Anordrin

Clinical data
- Trade names: Zi Yun (with mifepristone)
- Other names: AF-53; α-Anordrin; Anordrine; 2α,17α-Diethynyl-A-nor-5α-androstane-2β,17β-diol dipropionate
- Routes of administration: By mouth
- Drug class: Selective estrogen receptor modulator

Pharmacokinetic data
- Metabolites: Anordiol

Identifiers
- IUPAC name [(2R,3aS,3bS,5aS,6R,8aS,8bR,10aS)-2,6-diethynyl-3a,5a-dimethyl-2-propanoyloxy-1,3,3b,4,5,7,8,8a,8b,9,10,10a-dodecahydroindeno[5,4-e]inden-6-yl] propanoate;
- CAS Number: 56470-64-5;
- PubChem CID: 6917889;
- ChemSpider: 5293109;
- UNII: 6R25F2A061;
- CompTox Dashboard (EPA): DTXSID40872682 ;

Chemical and physical data
- Formula: C_{28}H_{38}O_{4}
- Molar mass: 438.608 g·mol^{−1}
- 3D model (JSmol): Interactive image;
- SMILES CCC(=O)O[C@]1(CC[C@@H]2[C@@]1(CC[C@H]3[C@H]2CC[C@@H]4[C@@]3(C[C@](C4)(C#C)OC(=O)CC)C)C)C#C;
- InChI InChI=1S/C28H38O4/c1-7-23(29)31-27(9-3)17-19-11-12-20-21(25(19,5)18-27)13-15-26(6)22(20)14-16-28(26,10-4)32-24(30)8-2/h3-4,19-22H,7-8,11-18H2,1-2,5-6H3/t19-,20+,21-,22-,25-,26-,27+,28-/m0/s1; Key:NOECSYBNZHIVHW-LKADTRSGSA-N;

= Anordrin =

Chemical compound

Anordrin (former developmental code name AF-53), also known as 2α,17α-diethynyl-A-nor-5α-androstane-2β,17β-diol dipropionate, is a synthetic, steroidal selective estrogen receptor modulator (SERM) which is used in China as an emergency contraceptive. It is the most commonly used emergency contraceptive in China. The drug is marketed in a combination formulation with mifepristone under the brand name Zi Yun. Anordrin has not been studied for use or marketed outside of China. It has been used in China since the 1970s.

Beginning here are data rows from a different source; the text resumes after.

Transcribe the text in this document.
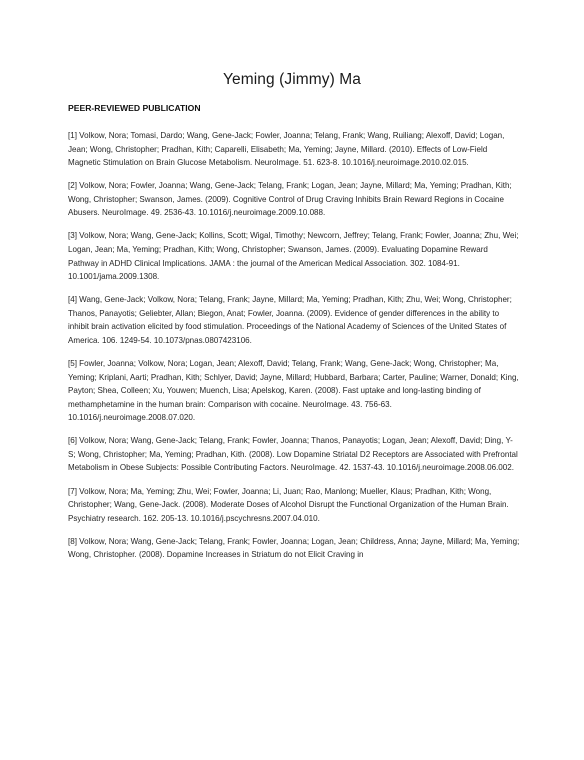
Yeming (Jimmy) Ma
PEER-REVIEWED PUBLICATION

[1] Volkow, Nora; Tomasi, Dardo; Wang, Gene-Jack; Fowler, Joanna; Telang, Frank; Wang, Ruiliang; Alexoff, David; Logan, Jean; Wong, Christopher; Pradhan, Kith; Caparelli, Elisabeth; Ma, Yeming; Jayne, Millard. (2010). Effects of Low-Field Magnetic Stimulation on Brain Glucose Metabolism. NeuroImage. 51. 623-8. 10.1016/j.neuroimage.2010.02.015.

[2] Volkow, Nora; Fowler, Joanna; Wang, Gene-Jack; Telang, Frank; Logan, Jean; Jayne, Millard; Ma, Yeming; Pradhan, Kith; Wong, Christopher; Swanson, James. (2009). Cognitive Control of Drug Craving Inhibits Brain Reward Regions in Cocaine Abusers. NeuroImage. 49. 2536-43. 10.1016/j.neuroimage.2009.10.088.

[3] Volkow, Nora; Wang, Gene-Jack; Kollins, Scott; Wigal, Timothy; Newcorn, Jeffrey; Telang, Frank; Fowler, Joanna; Zhu, Wei; Logan, Jean; Ma, Yeming; Pradhan, Kith; Wong, Christopher; Swanson, James. (2009). Evaluating Dopamine Reward Pathway in ADHD Clinical Implications. JAMA : the journal of the American Medical Association. 302. 1084-91. 10.1001/jama.2009.1308.

[4] Wang, Gene-Jack; Volkow, Nora; Telang, Frank; Jayne, Millard; Ma, Yeming; Pradhan, Kith; Zhu, Wei; Wong, Christopher; Thanos, Panayotis; Geliebter, Allan; Biegon, Anat; Fowler, Joanna. (2009). Evidence of gender differences in the ability to inhibit brain activation elicited by food stimulation. Proceedings of the National Academy of Sciences of the United States of America. 106. 1249-54. 10.1073/pnas.0807423106.

[5] Fowler, Joanna; Volkow, Nora; Logan, Jean; Alexoff, David; Telang, Frank; Wang, Gene-Jack; Wong, Christopher; Ma, Yeming; Kriplani, Aarti; Pradhan, Kith; Schlyer, David; Jayne, Millard; Hubbard, Barbara; Carter, Pauline; Warner, Donald; King, Payton; Shea, Colleen; Xu, Youwen; Muench, Lisa; Apelskog, Karen. (2008). Fast uptake and long-lasting binding of methamphetamine in the human brain: Comparison with cocaine. NeuroImage. 43. 756-63. 10.1016/j.neuroimage.2008.07.020.

[6] Volkow, Nora; Wang, Gene-Jack; Telang, Frank; Fowler, Joanna; Thanos, Panayotis; Logan, Jean; Alexoff, David; Ding, Y-S; Wong, Christopher; Ma, Yeming; Pradhan, Kith. (2008). Low Dopamine Striatal D2 Receptors are Associated with Prefrontal Metabolism in Obese Subjects: Possible Contributing Factors. NeuroImage. 42. 1537-43. 10.1016/j.neuroimage.2008.06.002.

[7] Volkow, Nora; Ma, Yeming; Zhu, Wei; Fowler, Joanna; Li, Juan; Rao, Manlong; Mueller, Klaus; Pradhan, Kith; Wong, Christopher; Wang, Gene-Jack. (2008). Moderate Doses of Alcohol Disrupt the Functional Organization of the Human Brain. Psychiatry research. 162. 205-13. 10.1016/j.pscychresns.2007.04.010.

[8] Volkow, Nora; Wang, Gene-Jack; Telang, Frank; Fowler, Joanna; Logan, Jean; Childress, Anna; Jayne, Millard; Ma, Yeming; Wong, Christopher. (2008). Dopamine Increases in Striatum do not Elicit Craving in
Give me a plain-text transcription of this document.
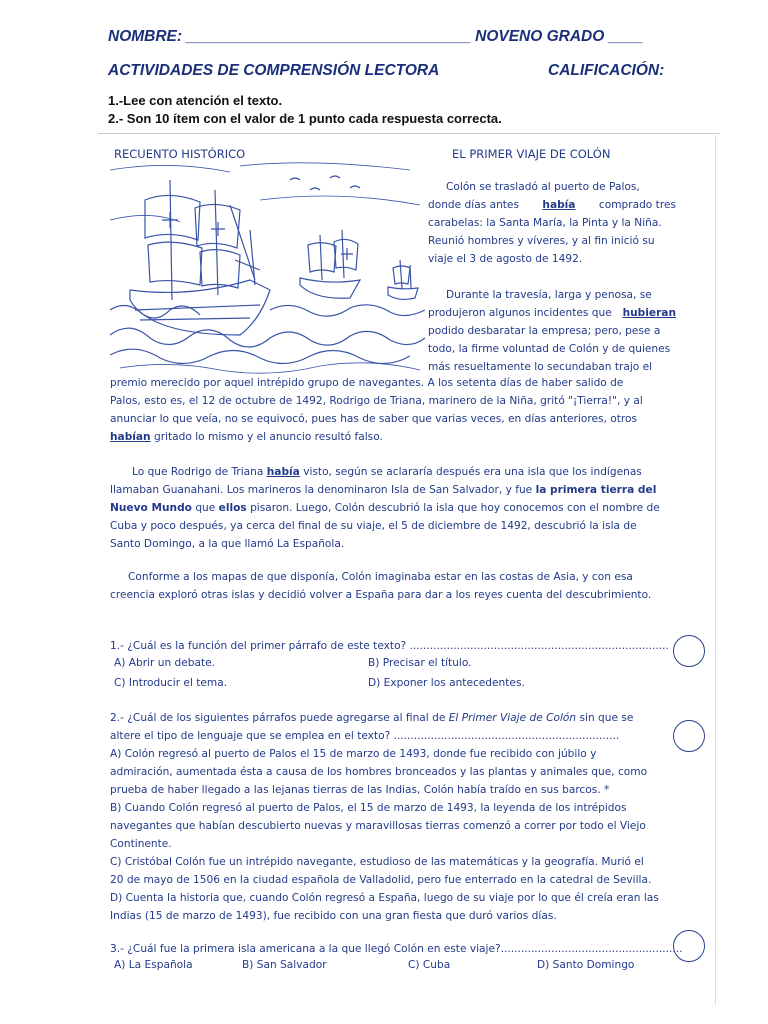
NOMBRE: _________________________________ NOVENO GRADO ____
ACTIVIDADES DE COMPRENSIÓN LECTORA	CALIFICACIÓN:
1.-Lee con atención el texto.
2.- Son 10 ítem con el valor de 1 punto cada respuesta correcta.
RECUENTO HISTÓRICO	EL PRIMER VIAJE DE COLÓN
Colón se trasladó al puerto de Palos,
donde días antes había comprado tres
carabelas: la Santa María, la Pinta y la Niña.
Reunió hombres y víveres, y al fin inició su
viaje el 3 de agosto de 1492.
Durante la travesía, larga y penosa, se
produjeron algunos incidentes que hubieran
podido desbaratar la empresa; pero, pese a
todo, la firme voluntad de Colón y de quienes
más resueltamente lo secundaban trajo el
premio merecido por aquel intrépido grupo de navegantes. A los setenta días de haber salido de
Palos, esto es, el 12 de octubre de 1492, Rodrigo de Triana, marinero de la Niña, gritó "¡Tierra!", y al
anunciar lo que veía, no se equivocó, pues has de saber que varias veces, en días anteriores, otros
habían gritado lo mismo y el anuncio resultó falso.
Lo que Rodrigo de Triana había visto, según se aclararía después era una isla que los indígenas
llamaban Guanahani. Los marineros la denominaron Isla de San Salvador, y fue la primera tierra del
Nuevo Mundo que ellos pisaron. Luego, Colón descubrió la isla que hoy conocemos con el nombre de
Cuba y poco después, ya cerca del final de su viaje, el 5 de diciembre de 1492, descubrió la isla de
Santo Domingo, a la que llamó La Española.
Conforme a los mapas de que disponía, Colón imaginaba estar en las costas de Asia, y con esa
creencia exploró otras islas y decidió volver a España para dar a los reyes cuenta del descubrimiento.
1.- ¿Cuál es la función del primer párrafo de este texto? .............................................................................
A) Abrir un debate.	B) Precisar el título.
C) Introducir el tema.	D) Exponer los antecedentes.
2.- ¿Cuál de los siguientes párrafos puede agregarse al final de El Primer Viaje de Colón sin que se
altere el tipo de lenguaje que se emplea en el texto? ...................................................................
A) Colón regresó al puerto de Palos el 15 de marzo de 1493, donde fue recibido con júbilo y
admiración, aumentada ésta a causa de los hombres bronceados y las plantas y animales que, como
prueba de haber llegado a las lejanas tierras de las Indias, Colón había traído en sus barcos. *
B) Cuando Colón regresó al puerto de Palos, el 15 de marzo de 1493, la leyenda de los intrépidos
navegantes que habían descubierto nuevas y maravillosas tierras comenzó a correr por todo el Viejo
Continente.
C) Cristóbal Colón fue un intrépido navegante, estudioso de las matemáticas y la geografía. Murió el
20 de mayo de 1506 en la ciudad española de Valladolid, pero fue enterrado en la catedral de Sevilla.
D) Cuenta la historia que, cuando Colón regresó a España, luego de su viaje por lo que él creía eran las
Indias (15 de marzo de 1493), fue recibido con una gran fiesta que duró varios días.
3.- ¿Cuál fue la primera isla americana a la que llegó Colón en este viaje?......................................................
A) La Española	B) San Salvador	C) Cuba	D) Santo Domingo
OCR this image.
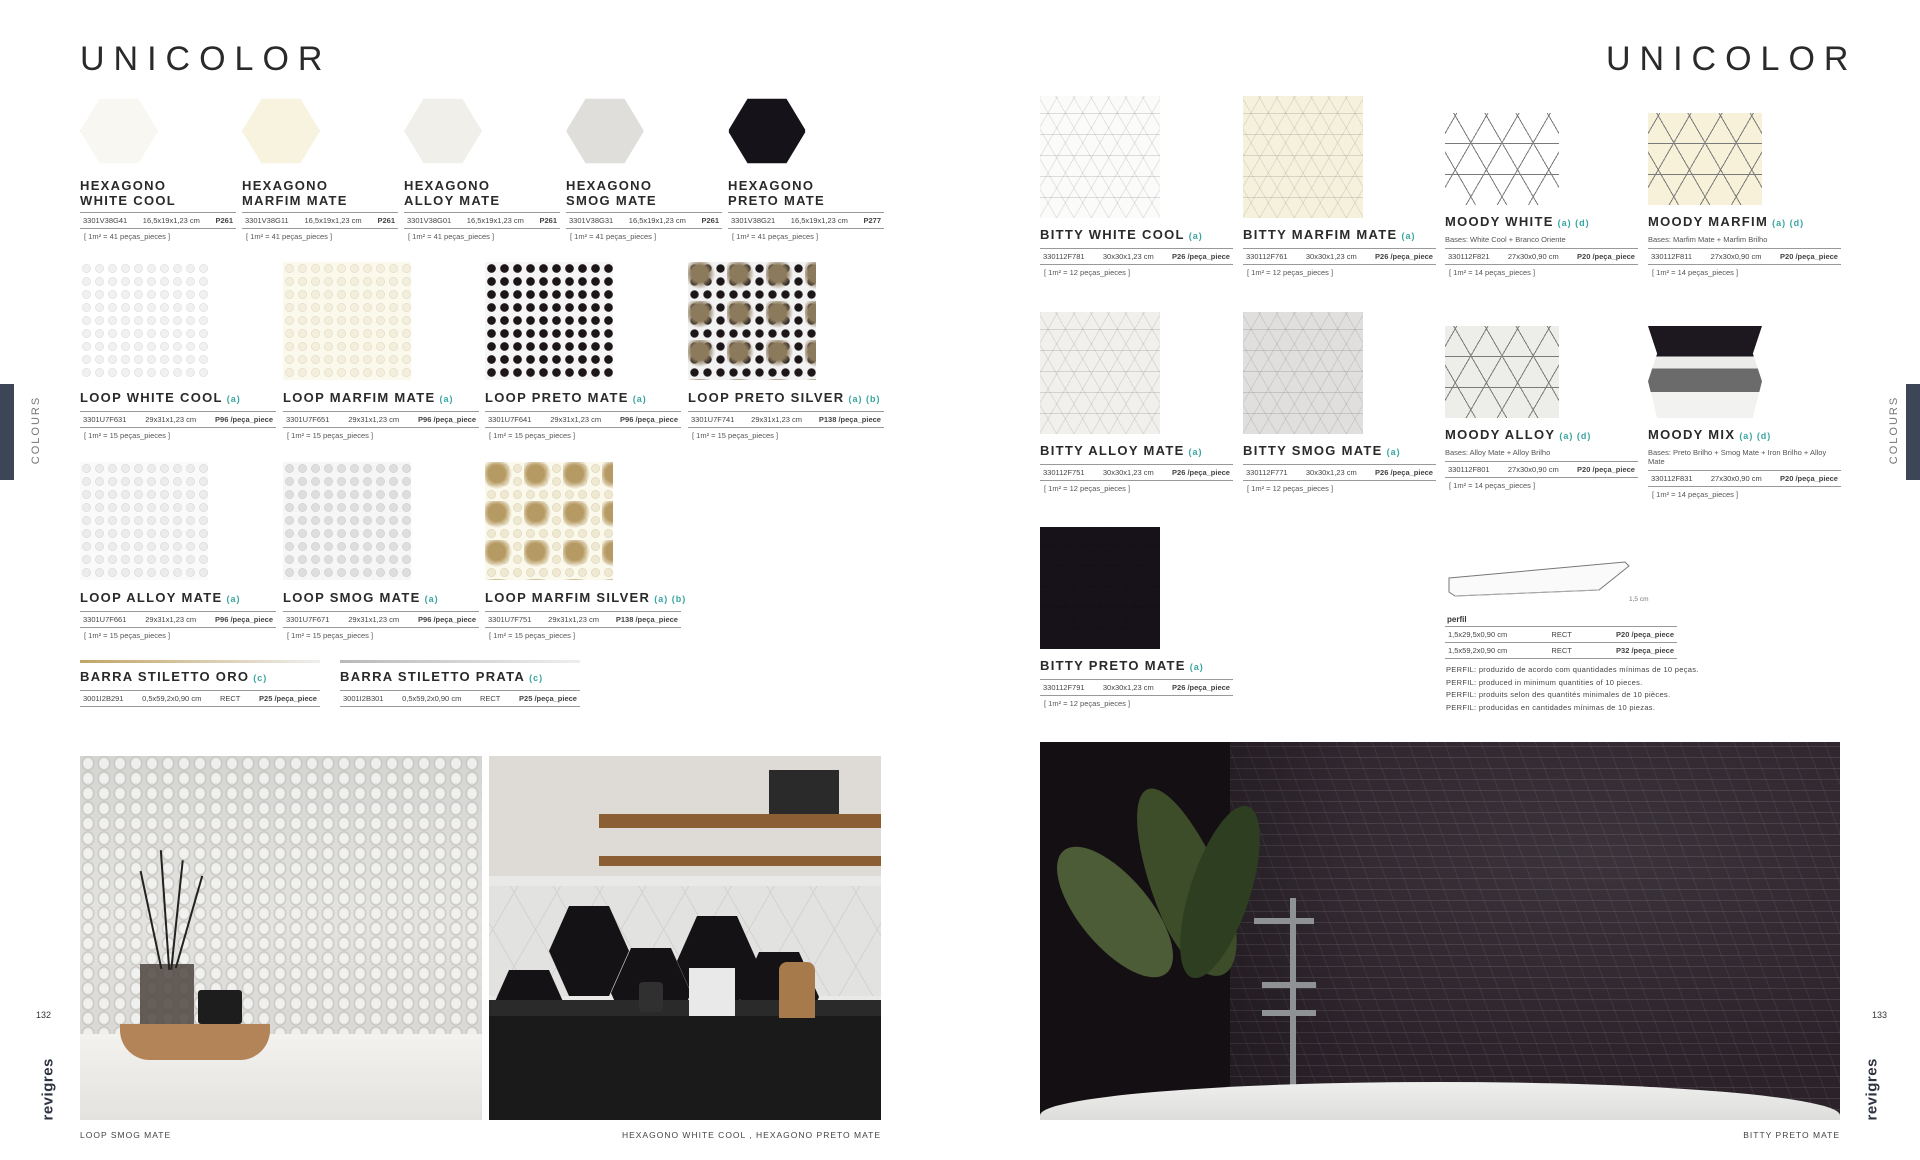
UNICOLOR
COLOURS
HEXAGONO
WHITE COOL
3301V38G41 16,5x19x1,23 cm P261
[ 1m² = 41 peças_pieces ]
HEXAGONO
MARFIM MATE
3301V38G11 16,5x19x1,23 cm P261
[ 1m² = 41 peças_pieces ]
HEXAGONO
ALLOY MATE
3301V38G01 16,5x19x1,23 cm P261
[ 1m² = 41 peças_pieces ]
HEXAGONO
SMOG MATE
3301V38G31 16,5x19x1,23 cm P261
[ 1m² = 41 peças_pieces ]
HEXAGONO
PRETO MATE
3301V38G21 16,5x19x1,23 cm P277
[ 1m² = 41 peças_pieces ]
LOOP WHITE COOL (a)
3301U7F631	29x31x1,23 cm	P96 /peça_piece
[ 1m² = 15 peças_pieces ]
LOOP MARFIM MATE (a)
3301U7F651	29x31x1,23 cm	P96 /peça_piece
[ 1m² = 15 peças_pieces ]
LOOP PRETO MATE (a)
3301U7F641	29x31x1,23 cm	P96 /peça_piece
[ 1m² = 15 peças_pieces ]
LOOP PRETO SILVER (a) (b)
3301U7F741 29x31x1,23 cm P138 /peça_piece
[ 1m² = 15 peças_pieces ]
LOOP ALLOY MATE (a)
3301U7F661	29x31x1,23 cm	P96 /peça_piece
[ 1m² = 15 peças_pieces ]
LOOP SMOG MATE (a)
3301U7F671	29x31x1,23 cm	P96 /peça_piece
[ 1m² = 15 peças_pieces ]
LOOP MARFIM SILVER (a) (b)
3301U7F751 29x31x1,23 cm P138 /peça_piece
[ 1m² = 15 peças_pieces ]
BARRA STILETTO ORO (c)
3001I2B291 0,5x59,2x0,90 cm RECT P25 /peça_piece
BARRA STILETTO PRATA (c)
3001I2B301 0,5x59,2x0,90 cm RECT P25 /peça_piece
LOOP SMOG MATE	HEXAGONO WHITE COOL , HEXAGONO PRETO MATE
132
revigres
UNICOLOR
COLOURS
BITTY WHITE COOL (a)
330112F781 30x30x1,23 cm P26 /peça_piece
[ 1m² = 12 peças_pieces ]
BITTY MARFIM MATE (a)
330112F761 30x30x1,23 cm P26 /peça_piece
[ 1m² = 12 peças_pieces ]
BITTY ALLOY MATE (a)
330112F751 30x30x1,23 cm P26 /peça_piece
[ 1m² = 12 peças_pieces ]
BITTY SMOG MATE (a)
330112F771 30x30x1,23 cm P26 /peça_piece
[ 1m² = 12 peças_pieces ]
BITTY PRETO MATE (a)
330112F791 30x30x1,23 cm P26 /peça_piece
[ 1m² = 12 peças_pieces ]
MOODY WHITE (a) (d)
Bases: White Cool + Branco Oriente
330112F821 27x30x0,90 cm P20 /peça_piece
[ 1m² = 14 peças_pieces ]
MOODY MARFIM (a) (d)
Bases: Marfim Mate + Marfim Brilho
330112F811 27x30x0,90 cm P20 /peça_piece
[ 1m² = 14 peças_pieces ]
MOODY ALLOY (a) (d)
Bases: Alloy Mate + Alloy Brilho
330112F801 27x30x0,90 cm P20 /peça_piece
[ 1m² = 14 peças_pieces ]
MOODY MIX (a) (d)
Bases: Preto Brilho + Smog Mate + Iron Brilho + Alloy Mate
330112F831 27x30x0,90 cm P20 /peça_piece
[ 1m² = 14 peças_pieces ]
1,5 cm
perfil
1,5x29,5x0,90 cm	RECT	P20 /peça_piece
1,5x59,2x0,90 cm	RECT	P32 /peça_piece
PERFIL: produzido de acordo com quantidades mínimas de 10 peças.
PERFIL: produced in minimum quantities of 10 pieces.
PERFIL: produits selon des quantités minimales de 10 pièces.
PERFIL: producidas en cantidades mínimas de 10 piezas.
BITTY PRETO MATE
133
revigres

Anordrin has both weak estrogenic and antiestrogenic activity. It binds to the estrogen receptor but does not bind to the androgen receptor or the progesterone receptor. In animals, anordrin has antigonadotropic effects, and in male animals, inhibits spermatogenesis and causes atrophy of the epididymis, prostate, and seminal vesicles. It produces a dihydroxylated active metabolite, anordiol, with similar but more potent estrogenic activity. The abortifacient effects of anordrin in animals are blocked by supplemental estradiol, suggesting that it is acting as an antiestrogen rather than an estrogen to exert its emergency contraceptive effects.

The drug is also referred to as tanqinyao, "the Chinese vacation pill" or "the pill for visiting relatives," given that it is a recommended contraception method for couples who have frequent sex within a short period, as may be the case for Chinese couples who live apart for most of the year due to work.

Anordrin is not approved for use in the United States because each pill is near, or in excess of, the total monthly maximum allowable hormone dose in the American system.